Linda snorted. “If David was that smart, you and Ben would still be together.”
“Yeah, and if I was smart, we would never have hooked up.” In hindsight, Josh should have seen it coming. Ben had left his previous lover to be with Josh. If they’d do it for you, it was only a matter of time before they’d do it to you.
“Do you miss him?”
Josh looked at her. “I don’t know, maybe. Part of me is glad he’s gone. It’s like a big weight has been lifted from my shoulders.” He shrugged and looked at the floor. “Maybe I should become a monk. Then I could put all this celibacy to good use.”
Linda laughed. “You’re not really the celibate type.” When he didn’t laugh, she slid closer to him and wrapped an arm around his waist. “Thought any more about that job offer?”
Josh draped his arm across her shoulder and rested his chin on her head. “Not really.”
Walker, Cochran, and Lowe, the law firm where he worked, had offered him a promotion to national director of communications. The catch was he’d have to transfer to the Washington, DC, branch of the firm. Ben had been opposed to the move, but what he thought didn’t matter anymore.
Linda leaned her head into his neck. “Why not go? It’s a great opportunity for you, and there’s no better time than now to get the hell out of Dodge.” She sat up, pushing him away. “You should go.”
Josh looked into her eyes. He couldn’t remember a time when she hadn’t been part of his life, and he loved her like the sister he never had. More than her words, the concern for his well-being he saw on her face told him she was serious.

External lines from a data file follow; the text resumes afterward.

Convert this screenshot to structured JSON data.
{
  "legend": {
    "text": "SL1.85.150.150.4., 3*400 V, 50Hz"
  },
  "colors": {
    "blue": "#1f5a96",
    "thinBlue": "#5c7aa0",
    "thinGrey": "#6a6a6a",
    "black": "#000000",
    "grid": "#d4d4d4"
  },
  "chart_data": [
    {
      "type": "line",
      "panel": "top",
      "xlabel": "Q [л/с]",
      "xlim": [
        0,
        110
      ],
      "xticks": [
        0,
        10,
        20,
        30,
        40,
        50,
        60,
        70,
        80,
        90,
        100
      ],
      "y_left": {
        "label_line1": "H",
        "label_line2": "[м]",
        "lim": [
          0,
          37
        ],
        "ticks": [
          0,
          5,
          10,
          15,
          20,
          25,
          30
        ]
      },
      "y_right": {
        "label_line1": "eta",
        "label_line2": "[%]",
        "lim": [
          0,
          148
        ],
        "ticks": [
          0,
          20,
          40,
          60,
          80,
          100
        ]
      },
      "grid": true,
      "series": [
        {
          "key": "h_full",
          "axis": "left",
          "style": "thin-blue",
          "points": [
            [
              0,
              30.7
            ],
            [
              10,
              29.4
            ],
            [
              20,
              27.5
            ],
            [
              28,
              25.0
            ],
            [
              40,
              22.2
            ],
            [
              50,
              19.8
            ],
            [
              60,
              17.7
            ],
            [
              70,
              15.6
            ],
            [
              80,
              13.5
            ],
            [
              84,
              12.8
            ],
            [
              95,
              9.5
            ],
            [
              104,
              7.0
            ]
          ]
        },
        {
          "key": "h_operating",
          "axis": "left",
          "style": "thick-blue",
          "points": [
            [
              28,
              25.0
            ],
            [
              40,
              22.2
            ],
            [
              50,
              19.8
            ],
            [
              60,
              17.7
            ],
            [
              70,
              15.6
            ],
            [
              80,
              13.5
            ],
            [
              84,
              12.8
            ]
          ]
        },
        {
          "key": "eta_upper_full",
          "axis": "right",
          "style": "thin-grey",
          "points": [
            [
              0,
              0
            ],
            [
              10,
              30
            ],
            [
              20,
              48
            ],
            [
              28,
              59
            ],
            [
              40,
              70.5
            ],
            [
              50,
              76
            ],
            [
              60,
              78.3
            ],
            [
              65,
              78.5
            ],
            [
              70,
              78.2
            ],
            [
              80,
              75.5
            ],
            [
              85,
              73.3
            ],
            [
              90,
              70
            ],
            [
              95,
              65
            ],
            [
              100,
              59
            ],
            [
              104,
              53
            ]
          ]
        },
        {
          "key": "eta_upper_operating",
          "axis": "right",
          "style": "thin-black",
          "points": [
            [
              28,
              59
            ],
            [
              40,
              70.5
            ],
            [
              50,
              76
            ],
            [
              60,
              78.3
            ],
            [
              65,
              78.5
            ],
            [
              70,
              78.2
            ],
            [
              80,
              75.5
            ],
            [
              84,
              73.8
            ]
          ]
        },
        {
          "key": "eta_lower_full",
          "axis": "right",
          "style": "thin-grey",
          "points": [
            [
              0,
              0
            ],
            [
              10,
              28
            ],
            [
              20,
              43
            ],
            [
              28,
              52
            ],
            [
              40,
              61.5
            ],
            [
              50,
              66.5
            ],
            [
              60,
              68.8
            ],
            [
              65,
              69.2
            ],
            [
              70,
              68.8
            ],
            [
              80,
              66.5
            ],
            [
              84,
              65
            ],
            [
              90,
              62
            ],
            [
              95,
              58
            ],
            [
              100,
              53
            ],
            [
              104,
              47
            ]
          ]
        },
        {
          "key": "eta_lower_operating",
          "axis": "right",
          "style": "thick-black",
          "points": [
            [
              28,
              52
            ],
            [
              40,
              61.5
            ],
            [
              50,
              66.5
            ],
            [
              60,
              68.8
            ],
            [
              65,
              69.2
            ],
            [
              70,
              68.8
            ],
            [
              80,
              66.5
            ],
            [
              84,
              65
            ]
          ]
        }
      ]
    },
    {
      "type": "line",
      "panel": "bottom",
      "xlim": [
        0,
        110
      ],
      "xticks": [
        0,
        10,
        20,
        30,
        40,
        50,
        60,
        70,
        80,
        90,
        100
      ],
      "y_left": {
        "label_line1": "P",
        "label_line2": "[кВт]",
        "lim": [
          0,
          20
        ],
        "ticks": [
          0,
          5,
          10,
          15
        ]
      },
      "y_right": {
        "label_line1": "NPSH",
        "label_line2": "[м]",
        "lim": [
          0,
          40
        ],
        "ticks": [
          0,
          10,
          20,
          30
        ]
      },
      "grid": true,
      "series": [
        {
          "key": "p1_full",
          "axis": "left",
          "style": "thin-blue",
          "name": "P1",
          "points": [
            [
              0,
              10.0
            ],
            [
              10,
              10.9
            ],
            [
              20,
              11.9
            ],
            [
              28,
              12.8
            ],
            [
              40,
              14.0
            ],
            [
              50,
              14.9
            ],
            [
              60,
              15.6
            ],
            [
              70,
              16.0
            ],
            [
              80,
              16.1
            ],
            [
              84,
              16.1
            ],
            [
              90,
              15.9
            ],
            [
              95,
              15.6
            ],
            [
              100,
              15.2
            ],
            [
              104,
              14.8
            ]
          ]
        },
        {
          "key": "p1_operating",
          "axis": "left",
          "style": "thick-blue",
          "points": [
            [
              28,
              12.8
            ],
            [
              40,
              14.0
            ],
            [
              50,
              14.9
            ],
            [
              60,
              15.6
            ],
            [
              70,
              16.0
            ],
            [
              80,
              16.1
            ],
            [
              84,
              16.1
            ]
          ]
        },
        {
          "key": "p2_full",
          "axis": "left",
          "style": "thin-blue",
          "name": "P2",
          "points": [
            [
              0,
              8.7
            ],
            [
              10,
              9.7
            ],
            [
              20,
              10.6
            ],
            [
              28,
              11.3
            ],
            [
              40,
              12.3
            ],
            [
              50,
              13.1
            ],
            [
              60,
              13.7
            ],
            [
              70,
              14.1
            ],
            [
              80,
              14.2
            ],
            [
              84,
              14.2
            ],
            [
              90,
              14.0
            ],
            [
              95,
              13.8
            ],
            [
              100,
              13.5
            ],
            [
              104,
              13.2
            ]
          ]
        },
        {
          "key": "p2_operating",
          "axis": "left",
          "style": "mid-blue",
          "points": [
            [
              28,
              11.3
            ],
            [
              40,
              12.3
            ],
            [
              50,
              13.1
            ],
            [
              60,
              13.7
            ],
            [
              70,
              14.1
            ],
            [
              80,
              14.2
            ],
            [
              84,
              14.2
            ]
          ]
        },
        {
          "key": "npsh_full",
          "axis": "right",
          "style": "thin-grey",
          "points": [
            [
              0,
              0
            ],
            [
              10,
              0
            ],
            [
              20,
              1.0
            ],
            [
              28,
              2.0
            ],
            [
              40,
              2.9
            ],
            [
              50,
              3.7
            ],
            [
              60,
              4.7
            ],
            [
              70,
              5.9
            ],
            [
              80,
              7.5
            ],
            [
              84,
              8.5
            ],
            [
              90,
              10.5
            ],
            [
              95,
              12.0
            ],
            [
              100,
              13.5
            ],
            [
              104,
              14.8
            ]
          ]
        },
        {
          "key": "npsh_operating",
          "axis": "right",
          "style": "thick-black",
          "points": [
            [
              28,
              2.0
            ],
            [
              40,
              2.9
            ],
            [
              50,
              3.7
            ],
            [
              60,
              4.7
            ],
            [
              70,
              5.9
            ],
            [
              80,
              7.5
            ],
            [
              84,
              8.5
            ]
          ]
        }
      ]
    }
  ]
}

But he couldn’t imagine life without her, especially now that his love life was over. If he couldn’t have a lover, at least he had Linda. Being single without her to keep him company was just unimaginable. He set the pipe in the ashtray and stood up.
“Come on. It’s a beautiful day outside. Let’s not waste it in here chitchatting about work.”
Linda laughed and shook her head. “If you insist.”
“I do. Let me jump into some trunks.”
Josh returned a few minutes later in navy-blue swim trunks, a white T-shirt, and flip-flops. “Ready?”
“I was ready two hours ago,” Linda smirked.